Decryption or decoding is the opposite process of decryption. It takes an encrypted text and, by some means, deduces the original message.

Character substitution is a form of encryption that encodes text by uniformly substituting one letter for another. For example, I could encrypt "enjoy... yow, bill" into "fokpz... zpv, cjmm" by shifting each character one place... B=>C, i=>j, l=>m, and so on. This subset of character substitution is called shifting or a Caesar code. We will use more general character substitution, however, not shifting.

Letter frequency decryption is a method of decoding text encrypted by character substitution. The frequency of letters in the English language has been studied extensively. An easy example: the letter 'e' occurs in English text far more often than 'z'. A table of letter frequencies can be used to decode text encrypted using character substitution. In short, the frequencies of letters in an encrypted message (even with the letters jumbled) should approximate those in regular English text. We will research this topic more in class.

Here's a nice wikipedia link on letter frequency decryption:

http://en.wikipedia.org/wiki/Letter_frequencies

and another on using frequencies for decryption:

http://en.wikipedia.org/wiki/Frequency_analysis

  


Three jobs

We will work in teams of three. Oddly, there are three jobs to be done.

  1. The project leader will have many hats: coordinate the team communication, research and design efforts, build main() using the software of other team members, and report progress back to the (completely out of touch technically) VP in charge... me. I'll need those TPS reports every Monday morning.
  2. The CharMap guy will design, code and test the CharMap class.
  3. The FreqList guy will design, code and test the FreqList class.

FYI: I dislike these class names... old age, writer's block, whatever. Please feel free to do better.

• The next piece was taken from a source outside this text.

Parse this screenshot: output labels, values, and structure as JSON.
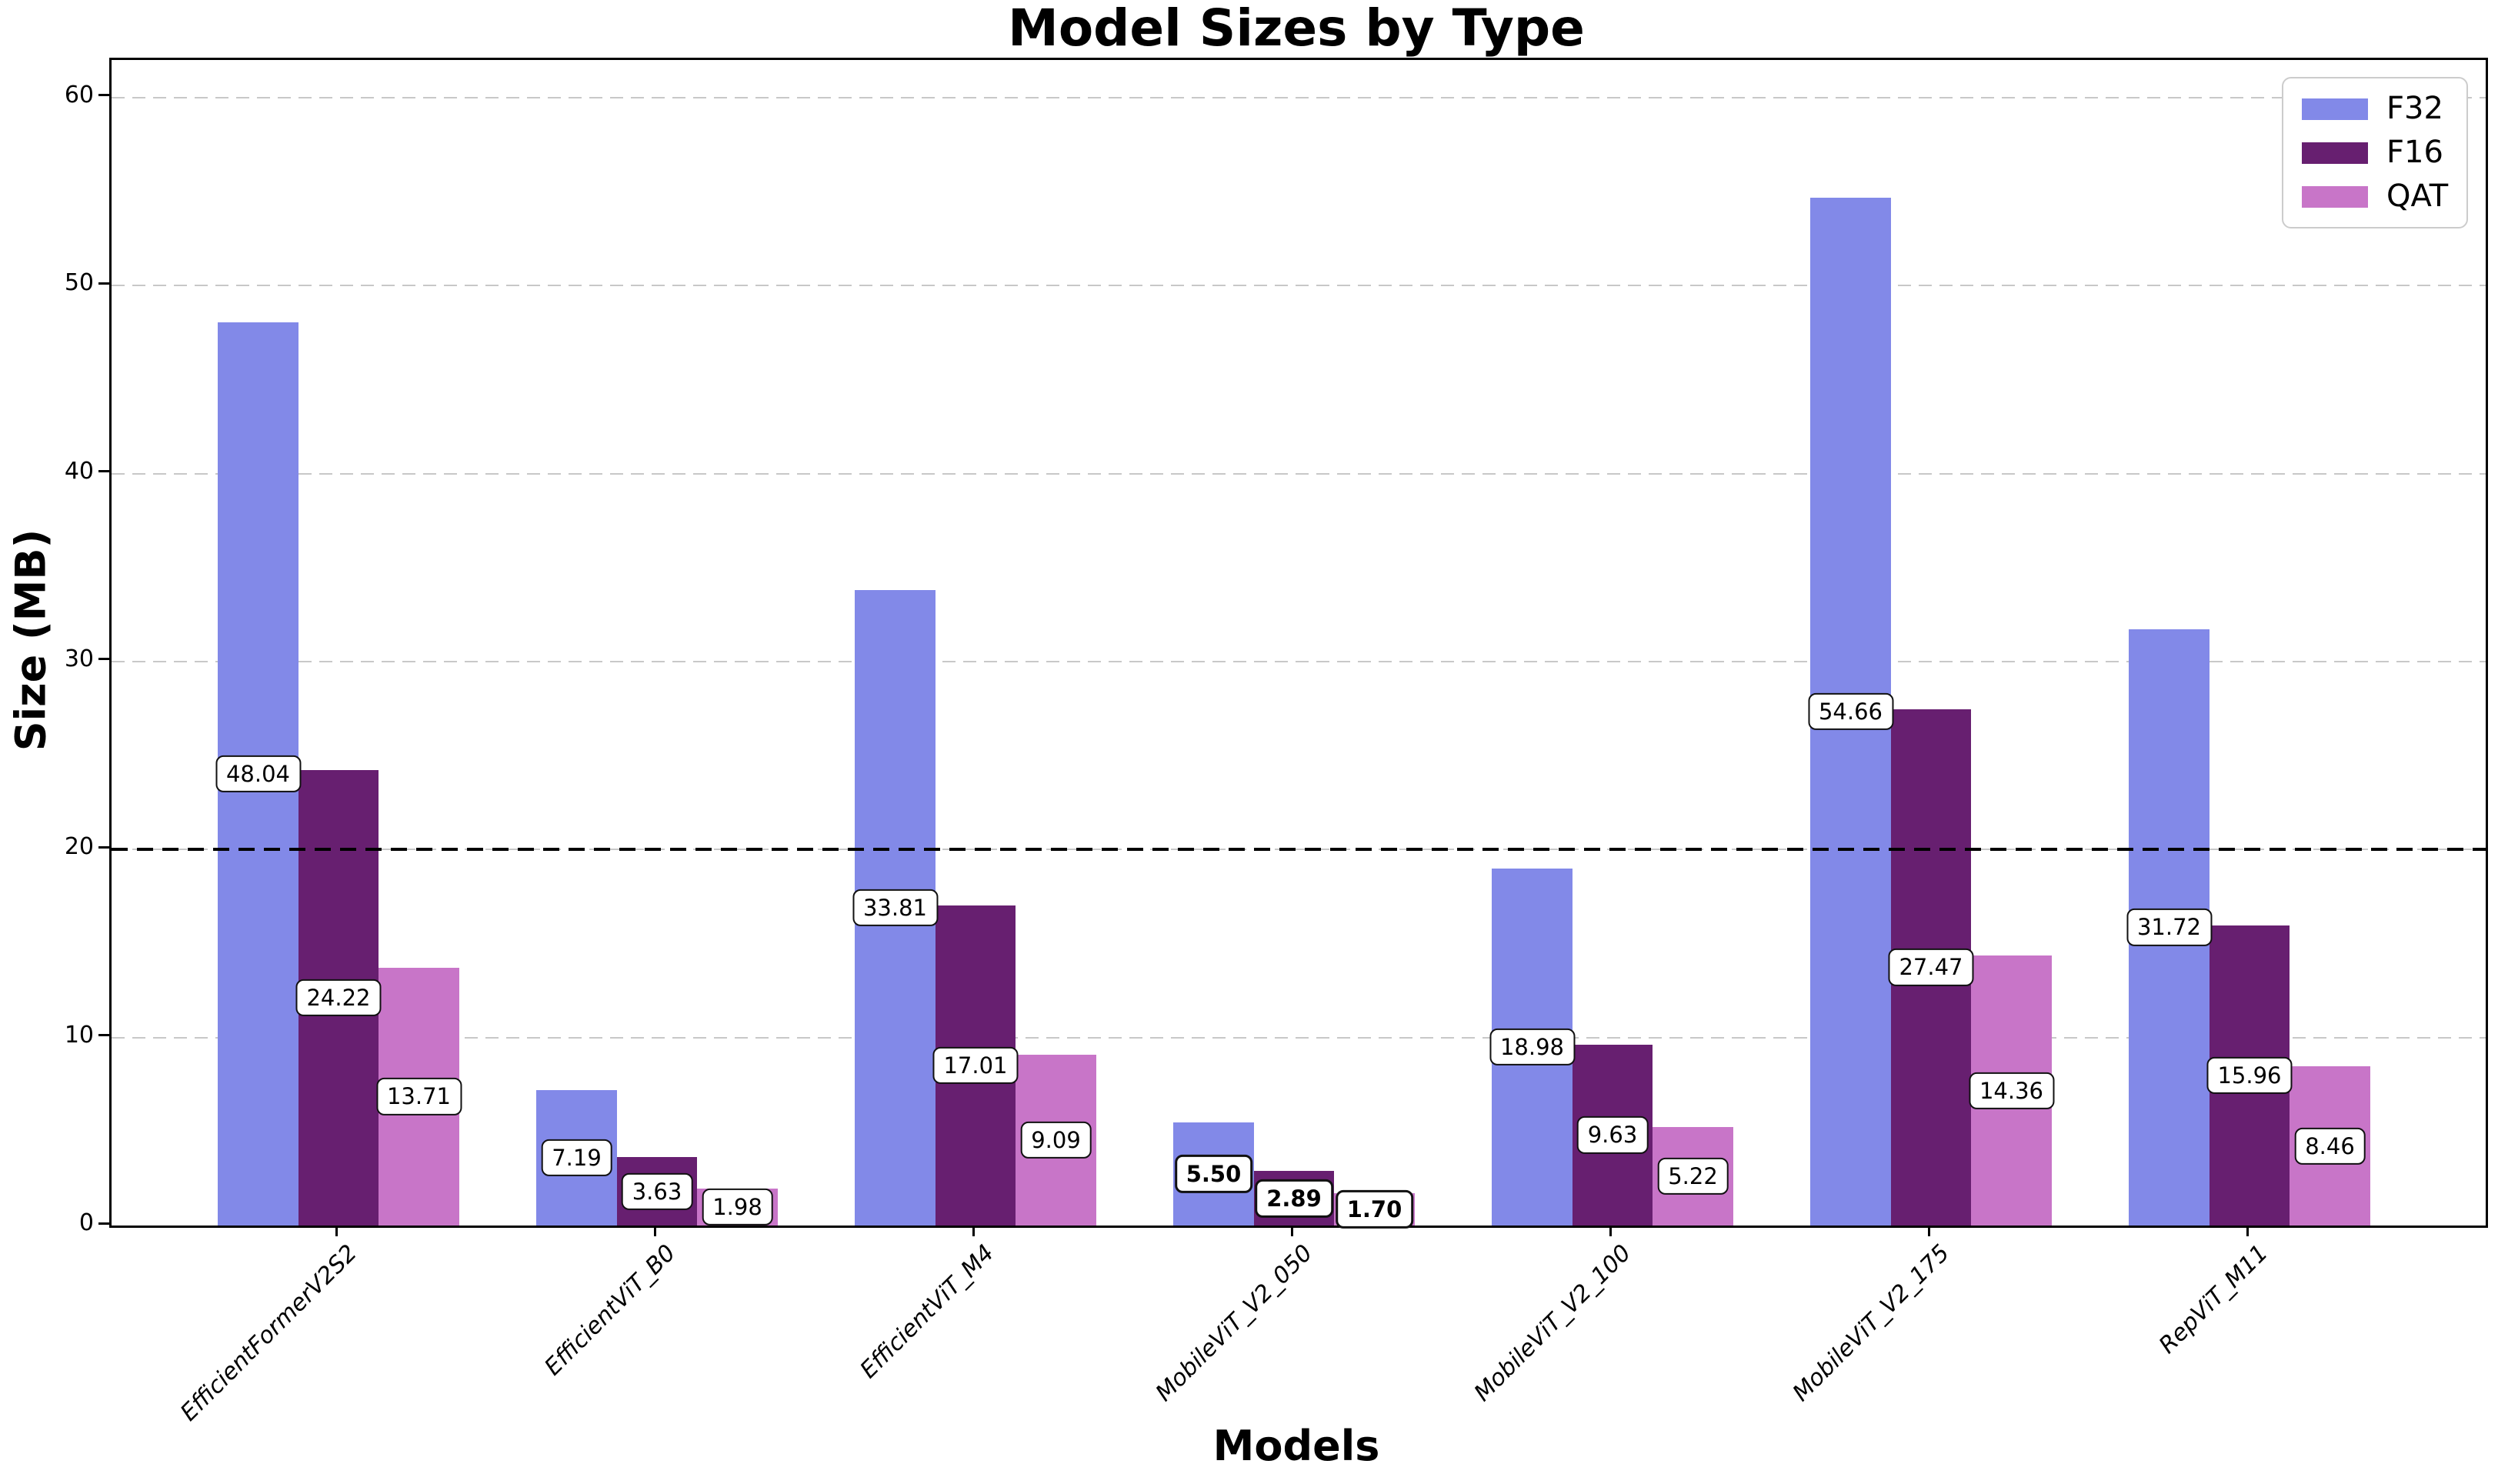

All team members will participate in researching decryption techniques, gathering text sources to encrypt/decrypt, designing these CharMap and FreqList classes, and designing the program in general. Classes and code may be designed as a group, but please keep the actually coding boundaries intact... CharMap guy does the CharMap class, etc.

ITS is setting up shared k: drive folders for each team. I will provide class/lab time for team meetings, but project leaders should immediately harvest team emails and such to further communication inside each group.

The CharMap Guy/Class

The CharMap class is used to do character substitution. This includes:

  • map a char... 'y' => 'g', for example
  • create a random mapping of each char
  • encode a char, using a mapping
  • decode a char, reversing the mapping
  • encrypt a file by encoding each char in a file
  • decrypt a file by decoding each char in a file
  • read/write a CharMap object from/to a file

My CharMap files look like this:

%CharMap%
<letter1> <substitute_letter2>
<letter2> <substitute_letter2>
...

I use the %CharMap% as a magic number at the top of the file to identify it as a CharMap file. It's an old Unix thing. Also, here's an example of a nice CharMap file: start_map.txt

The FreqList Guy/Class

The FreqList class is used to track the frequency of letters in text, including:

  • get/set the count and/or frequency of a char
  • increment the count of a char
  • count all the occurrences of a char in a file
  • sort the FreqList data by char count
  • get a char from this sorted order... the first char being the most common, the second being second most common and so on
  • read/write FreqList files from/to a file

FreqList files look like this:

%FreqList%
<letter1> <count> <frequency>
<letter2> <count> <frequency>
...

Here's an example of a FreqList file: start_freqs.txt

The Project Leader: Encryption/Decryption

The job of the project leader will be to use the CharMap and FreqList classes to implement actual encryption and decryption algorithms. Please see Figure 1 attached which describes the encryption and decryption processes.

The encryption process:

  1. Read in a text file
  2. Either read a CharMap file or generate a new, random one
  3. Use the CharMap to encode each char in the input file
  4. Write these new encoded chars to an output encrypted file
  5. You probably want to save the CharMap as well, if you generated it.

The decryption process:

  1. Read in an encrypted file
  2. Create a new FreqList and count the occurrences of chars in the encrypted file
  3. Read a FreqList file (or two) of representative character frequencies for your decryption... more on this in a second.
  4. Create a CharMap using the two FreqLists: the one for the encrypted file, and the one with the representative sample.
  5. Apply the CharMap to decode each letter in the encrypted file
  6. Write these decoded chars to an output file. Again, you'll probably want to save that CharMap and maybe the FreqList too.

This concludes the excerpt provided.